You are viewing this article in the AnnArbor.com archives. For the latest breaking news and updates in Ann Arbor and the surrounding area, see MLive.com/ann-arbor
Posted on Thu, Feb 9, 2012 : 7:30 p.m.

Images of America: Are we a Salad Bowl?

By Wayne Baker

Editor's note: This post is part of a series by Dr. Baker on Our Values about core American values. This week, Dr. Baker will discuss five images of America along with the melting pot metaphor. What image represents your vision of America?

0208 Stand Against Racism Salad Sculpture.jpg

Here’s our third image of America:

A salad bowl.

What's your reaction to this representation of America? How does it compare with your reactions to yesterday’s image of morning colors at a U.S. Navy facility on Cultural Diversity Day — or with Monday’s 100-year old image of Israel Zangwill’s drama, The Melting Pot?

This salad sculpture was created in 2010 by the Art Honor Society and students of Dumont High School, N.J. as part of the YWCA's annual "Stand Against Racism" movement. In the salad-makers' words, we "created a large 'multicultural origami salad' to represent our society. In a 'salad' all the ingredients keep their individual characteristics while being held together in one bowl. Our American society is truly a 'multicultural salad'."

The YWCA's "Stand Against Racism" has the "goal of bringing people together from all walks of life — across the country — to raise awareness that racism still exists." The 2012 event will take place on April 27. (You can view a nationwide list of participating YWCAs here.)

Does the “salad bowl” represent your vision of America?
What do you think of the images we’re considering this week?
Is there an image you wish we would include?
Please add a comment below and "like" us on Facebook!

Originally published at www.OurValues.org, an online experiment in civil dialogue.

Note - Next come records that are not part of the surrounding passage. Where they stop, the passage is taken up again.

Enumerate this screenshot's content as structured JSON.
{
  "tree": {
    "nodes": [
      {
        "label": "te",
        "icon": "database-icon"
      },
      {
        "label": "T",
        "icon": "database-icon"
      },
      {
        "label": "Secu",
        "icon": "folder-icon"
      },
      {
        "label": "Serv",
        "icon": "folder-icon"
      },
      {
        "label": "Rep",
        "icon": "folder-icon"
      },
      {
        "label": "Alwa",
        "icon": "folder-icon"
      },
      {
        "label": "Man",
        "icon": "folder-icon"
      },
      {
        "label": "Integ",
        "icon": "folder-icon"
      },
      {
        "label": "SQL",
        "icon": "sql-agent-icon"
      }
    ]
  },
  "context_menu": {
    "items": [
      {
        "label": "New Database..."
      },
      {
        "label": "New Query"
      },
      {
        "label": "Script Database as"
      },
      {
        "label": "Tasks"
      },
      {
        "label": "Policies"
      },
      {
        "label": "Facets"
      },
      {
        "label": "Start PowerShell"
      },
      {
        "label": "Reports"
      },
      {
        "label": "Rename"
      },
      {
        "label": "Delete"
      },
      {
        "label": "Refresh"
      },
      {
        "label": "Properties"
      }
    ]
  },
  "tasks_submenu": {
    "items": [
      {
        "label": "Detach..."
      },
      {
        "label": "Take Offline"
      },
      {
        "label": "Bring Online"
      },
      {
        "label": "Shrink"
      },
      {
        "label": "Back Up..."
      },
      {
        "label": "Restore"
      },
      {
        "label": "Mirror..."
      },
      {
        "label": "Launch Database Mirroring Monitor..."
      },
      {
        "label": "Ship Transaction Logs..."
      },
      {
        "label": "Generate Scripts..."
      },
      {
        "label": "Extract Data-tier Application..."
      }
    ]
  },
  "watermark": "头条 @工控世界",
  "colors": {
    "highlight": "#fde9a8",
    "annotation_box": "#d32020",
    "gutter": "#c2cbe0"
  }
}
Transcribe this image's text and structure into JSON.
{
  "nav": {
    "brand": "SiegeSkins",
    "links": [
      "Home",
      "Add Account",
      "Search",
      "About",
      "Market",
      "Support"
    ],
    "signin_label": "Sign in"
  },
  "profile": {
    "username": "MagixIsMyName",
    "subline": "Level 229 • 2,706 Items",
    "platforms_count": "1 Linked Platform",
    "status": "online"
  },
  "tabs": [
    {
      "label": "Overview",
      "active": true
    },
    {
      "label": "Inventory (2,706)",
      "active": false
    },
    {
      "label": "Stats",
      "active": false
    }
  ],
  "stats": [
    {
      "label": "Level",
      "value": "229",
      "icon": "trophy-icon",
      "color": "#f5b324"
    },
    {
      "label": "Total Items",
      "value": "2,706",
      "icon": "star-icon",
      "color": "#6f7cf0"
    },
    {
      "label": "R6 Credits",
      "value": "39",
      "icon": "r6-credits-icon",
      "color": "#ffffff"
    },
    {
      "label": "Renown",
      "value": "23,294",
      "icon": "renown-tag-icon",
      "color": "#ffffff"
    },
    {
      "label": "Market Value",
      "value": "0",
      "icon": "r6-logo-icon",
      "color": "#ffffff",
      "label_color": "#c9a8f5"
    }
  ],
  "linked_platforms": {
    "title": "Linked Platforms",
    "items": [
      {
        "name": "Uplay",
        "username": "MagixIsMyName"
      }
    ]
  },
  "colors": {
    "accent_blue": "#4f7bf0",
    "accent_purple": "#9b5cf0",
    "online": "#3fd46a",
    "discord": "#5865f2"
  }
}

Dr. Wayne E. Baker is a sociologist on the faculty of the University of Michigan Ross School of Business. Baker blogs daily at Our Values and can be reached at ourvaluesproject@gmail.com or on Facebook.

Comments

Silly Sally

Fri, Feb 10, 2012 : 4:04 a.m.

To be clear, NO

Silly Sally

Fri, Feb 10, 2012 : 3:02 a.m.

If this nonsense of America being a "salad bowl" instead of a "melting pot" had existed 150 years ago, America never would have become the great nation that it became and still is. White Americans, the dominant ethnic group in America, do not pay much attention if one's ancestry is German, English, Polish, Italian, French, etc. We share a common culture, which is paramount. I'm so glad that my Irish ancestors were accepted by other, English and German ancestors, or I would not exist. Later, Italian and eastern European immigrants contributed to my family tree, and to that of my children and nieces and nephews. If this salad bowl nonsense of today had existed in the 1800s, or for most of the 1900s, I, and most Americans would not exist and America would be a balkanized nation similar to the former Yugoslavia, separated by ethnic groups. No nation today has survived this sort of racial or culture polarization, where every group seeks its "own" and eventually desires to separate. Multiculturalism, combined with immigration from all parts of the world, is a prescription for disaster. American has been held together by a dominate culture, and once this becomes just one culture amongst many, similar to the former Yugoslavia, a similar result could follow. Culture does matter, somethng the silly president Bush never figured out in Iraq or Afghanistan. Is America next, some day? This topic to too hot to get many postings...

Sarah Rigg

Fri, Feb 10, 2012 : 1:54 p.m.

Hm, interesting example of the Irish there. Apparently you haven't read the history of their immigration to the U.S. between about 1810 and 1930 - they were reviled as lazy and given to drinking and sex and were exiled to the lowest, dirtiest, most dangerous jobs. Even southern slave owners would prefer to employ the Irish in some of the most dangerous jobs because it was better for one of them to become maimed or to die than to damage their "property" (slaves). I'd hardly say they were "accepted" by our English ancestors and I would definitely NOT say that people in America didn't pay attention to people's ethnicity!